In the first season the story seemed to be more about Rusty and his fitting in, but now it’s more about Casey who struggles for power with Frannie as they both try to win the presidency of the sorority. It also follows Casey’s love life as a new man enters into the picture, Max (Michael Rady). He’s Rusty’s R.A. and almost as geeky. The over-focusing on Casey’s life has dragged the show to a slow crawl in this chapter.

It also doesn’t help that Evan and Rebecca are no longer such villains. It’s somewhat a catch-22. You need that friction between characters to keep things exciting, but at the same time they are so well written and fully developed that you really like them.
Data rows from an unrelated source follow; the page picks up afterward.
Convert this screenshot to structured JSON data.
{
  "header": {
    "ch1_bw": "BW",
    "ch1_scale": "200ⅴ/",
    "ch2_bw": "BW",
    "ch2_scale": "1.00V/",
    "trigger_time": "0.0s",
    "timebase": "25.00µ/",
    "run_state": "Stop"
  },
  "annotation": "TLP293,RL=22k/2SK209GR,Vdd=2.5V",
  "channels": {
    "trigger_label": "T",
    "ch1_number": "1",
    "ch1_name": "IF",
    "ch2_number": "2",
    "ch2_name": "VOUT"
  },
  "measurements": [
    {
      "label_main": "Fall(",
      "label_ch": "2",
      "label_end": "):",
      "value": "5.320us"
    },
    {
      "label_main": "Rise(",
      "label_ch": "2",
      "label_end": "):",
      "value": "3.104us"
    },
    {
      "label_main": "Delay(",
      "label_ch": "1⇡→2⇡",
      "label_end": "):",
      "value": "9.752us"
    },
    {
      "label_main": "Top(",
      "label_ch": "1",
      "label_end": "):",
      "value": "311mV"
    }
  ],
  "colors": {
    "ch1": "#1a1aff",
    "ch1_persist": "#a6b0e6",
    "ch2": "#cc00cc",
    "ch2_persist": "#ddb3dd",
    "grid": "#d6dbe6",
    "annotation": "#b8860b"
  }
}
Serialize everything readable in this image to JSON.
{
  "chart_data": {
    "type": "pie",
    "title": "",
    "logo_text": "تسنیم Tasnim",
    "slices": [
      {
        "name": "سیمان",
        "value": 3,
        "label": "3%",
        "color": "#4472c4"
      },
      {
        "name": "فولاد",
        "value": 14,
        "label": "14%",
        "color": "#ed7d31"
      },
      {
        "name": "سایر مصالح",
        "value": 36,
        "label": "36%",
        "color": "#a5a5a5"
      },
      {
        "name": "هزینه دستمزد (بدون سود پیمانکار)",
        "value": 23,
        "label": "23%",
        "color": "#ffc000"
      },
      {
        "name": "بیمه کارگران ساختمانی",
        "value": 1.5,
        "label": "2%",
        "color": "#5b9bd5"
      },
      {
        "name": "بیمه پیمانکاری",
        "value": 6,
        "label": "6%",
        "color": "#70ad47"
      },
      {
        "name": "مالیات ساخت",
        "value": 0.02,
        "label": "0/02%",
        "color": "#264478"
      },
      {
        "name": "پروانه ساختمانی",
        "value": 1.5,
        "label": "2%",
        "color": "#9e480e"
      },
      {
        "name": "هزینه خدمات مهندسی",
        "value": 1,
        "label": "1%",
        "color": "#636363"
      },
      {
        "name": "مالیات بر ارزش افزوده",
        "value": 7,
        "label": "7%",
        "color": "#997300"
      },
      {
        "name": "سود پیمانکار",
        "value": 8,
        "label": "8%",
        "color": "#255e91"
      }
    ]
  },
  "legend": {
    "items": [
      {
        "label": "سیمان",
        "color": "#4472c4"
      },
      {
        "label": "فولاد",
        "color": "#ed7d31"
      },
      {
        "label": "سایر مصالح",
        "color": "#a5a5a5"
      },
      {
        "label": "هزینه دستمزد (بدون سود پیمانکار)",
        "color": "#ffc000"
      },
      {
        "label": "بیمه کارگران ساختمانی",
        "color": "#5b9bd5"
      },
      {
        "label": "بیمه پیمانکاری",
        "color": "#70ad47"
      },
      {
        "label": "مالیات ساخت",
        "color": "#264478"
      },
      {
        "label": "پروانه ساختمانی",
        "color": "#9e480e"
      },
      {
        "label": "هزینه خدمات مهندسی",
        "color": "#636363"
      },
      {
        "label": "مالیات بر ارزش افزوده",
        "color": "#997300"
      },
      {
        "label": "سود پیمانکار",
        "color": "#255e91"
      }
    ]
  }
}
You want them to come to their senses and be friends with the others.

I’m hoping they’ll introduce a new character in season three, which premieres August 31, one we can all hate who will breathe some new life into the show.

The Special Features on the DVD include:

20 Questions with the Cast of Greek – the questions are loosely based on the show and episodes: Are you anything like your character? Have you ever been on a pity date? Which character would you like to be friends with in real life? Those are just some of the questions. It’s a little awkwardly done with the cast split up in different rooms and the responses aren’t terribly exciting.

Blooper Reel – A very basic blooper reel mostly filled with flubbing lines or laughing in the middle of a scene. The bloopers are edited so quickly that it loses all context and comes across very flat.

There is also cast and creator commentary on the episodes: “Brothers and Sisters,” “The Popular Vote,” and “Hell Week.”